Proof of Convergence for SARSA/Q-Learning Algorithm I would like to ask if someone can refer to me the paper containing the proof of convergence of $Q-$learning/SARSA (either/both), one of the learning algorithms in reinforcement learning.
The iterative algorithm for SARSA is as follows:
$$ Q(s_t, a_t) \leftarrow Q(s_t,a_t) + \alpha[r_t + \gamma Q(s_{t+1},a_{t+1}) - Q(s_t,a_t)],$$
where $r$ is the reward, $\gamma$ is the discount factor, $s$ is the state, $a$ is the action, $t$ is the time.
I have seen this work many times, but never understood why this works.
Can someone explain/give an insight why this algorithm converges and $Q-$learning/SARSA is possible?
Thanks
 A: The SARSA algorithm is a stochastic approximation to the Bellman equations for Markov Decision Processes. One way of writing the Bellman equation for $q_{\pi}(s,a)$ is:
$$q_{\pi}(s,a) = \sum_{s',r}p(s',r|s,a)( r + \gamma \sum_{a'}\pi(a'|s') q_{\pi}(s',a'))$$
Where $p(s',r|s,a)$ is the probability of transition to state $s'$ with reward $r$ given current state $s$ and action $a$.
In Dynamic Programming solutions to MDPs, the Bellman equation is used directly as an update mechanism that converges to correct values for $q_{\pi}(s,a)$. For estimating the value of a fixed policy, this works because the only stationary points of these updates are when the two sides are equal, and there is one equation for each $q_{\pi}(s,a)$ relating it linearly to one or more other $q_{\pi}(s',a')$, so it has a computable solution.
When you add the search for an optimal solution, such as in SARSA, then the policy $\pi$ changes. There is a proof that changing the policy to pick the action $\pi'(s) = argmax_a q_{\pi}(s,a)$ will always either improve the policy or be optimal. This is called the Policy Improvement Theorem, and is based on the inequality $v_{\pi}(s) \le q_{\pi}(s,\pi'(s))$ - there is an extension to the theorem that covers $\epsilon$-greedy policies used in learners such as Monte Carlo Control or SARSA.
TD learning, including SARSA and Q-Learning, uses the ideas of Dynamic Programming in a sample-based environment where the equalities are true in expectation. But essentially you can see how the update $q_{\pi}(s,a) = \sum_{s',r}p(s',r|s,a)( r + \gamma \sum_{a'}\pi(a'|s') q_{\pi}(s',a'))$ has turned into SARSA's update:


*

*The weighted sum over state transition and reward probabilities happens in expectation as you take many samples. So $Q(S,A) = \mathbb{E}[ \text{Sampled}(R) + \gamma \sum_{a'}\pi(a'|S') q_{\pi}(S',a')]$ (technically you have to sample R and S' together)

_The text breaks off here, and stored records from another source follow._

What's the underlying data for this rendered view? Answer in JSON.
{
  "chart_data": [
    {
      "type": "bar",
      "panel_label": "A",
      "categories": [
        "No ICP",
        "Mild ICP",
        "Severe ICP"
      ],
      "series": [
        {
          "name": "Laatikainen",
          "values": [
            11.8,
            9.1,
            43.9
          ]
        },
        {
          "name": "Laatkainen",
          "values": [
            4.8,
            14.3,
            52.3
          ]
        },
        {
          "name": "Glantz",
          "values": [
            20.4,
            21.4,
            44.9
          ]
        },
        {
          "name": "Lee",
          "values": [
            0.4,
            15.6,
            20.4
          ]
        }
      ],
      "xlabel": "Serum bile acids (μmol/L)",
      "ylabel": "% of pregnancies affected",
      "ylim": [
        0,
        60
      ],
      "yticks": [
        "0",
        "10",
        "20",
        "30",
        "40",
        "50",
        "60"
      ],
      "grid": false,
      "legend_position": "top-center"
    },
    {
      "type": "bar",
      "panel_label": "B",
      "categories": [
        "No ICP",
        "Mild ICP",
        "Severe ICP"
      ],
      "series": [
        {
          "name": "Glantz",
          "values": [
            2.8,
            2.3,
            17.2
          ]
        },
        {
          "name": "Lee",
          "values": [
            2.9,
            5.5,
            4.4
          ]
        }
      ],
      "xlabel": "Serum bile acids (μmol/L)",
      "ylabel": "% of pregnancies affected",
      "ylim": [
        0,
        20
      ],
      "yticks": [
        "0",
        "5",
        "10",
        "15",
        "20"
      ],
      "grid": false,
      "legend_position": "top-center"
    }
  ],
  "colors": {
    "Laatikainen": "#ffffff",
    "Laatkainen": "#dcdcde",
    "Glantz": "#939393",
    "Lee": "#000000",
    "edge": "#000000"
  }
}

*Likewise the weighting of the current policy happens in expectation. So $Q(S,A) = \mathbb{E}[ \text{Sampled}(R + \gamma Q(S',A'))]$

*To change this expectation into an incremental update, allowing for non-stationarity as the policy improves over time, we add a learning rate and move each estimate towards the latest sampled value: $Q(S,A) = Q(S,A) +\alpha[R + \gamma Q(S',A') - Q(S,A)]$
For a more thorough explanation of the building blocks of algorithms like SARSA and Q-Learning, you can read Reinforcement Learning: An Introduction. Or for a more concise and mathematically rigorous approach you can read Algorithms for Reinforcement Learning.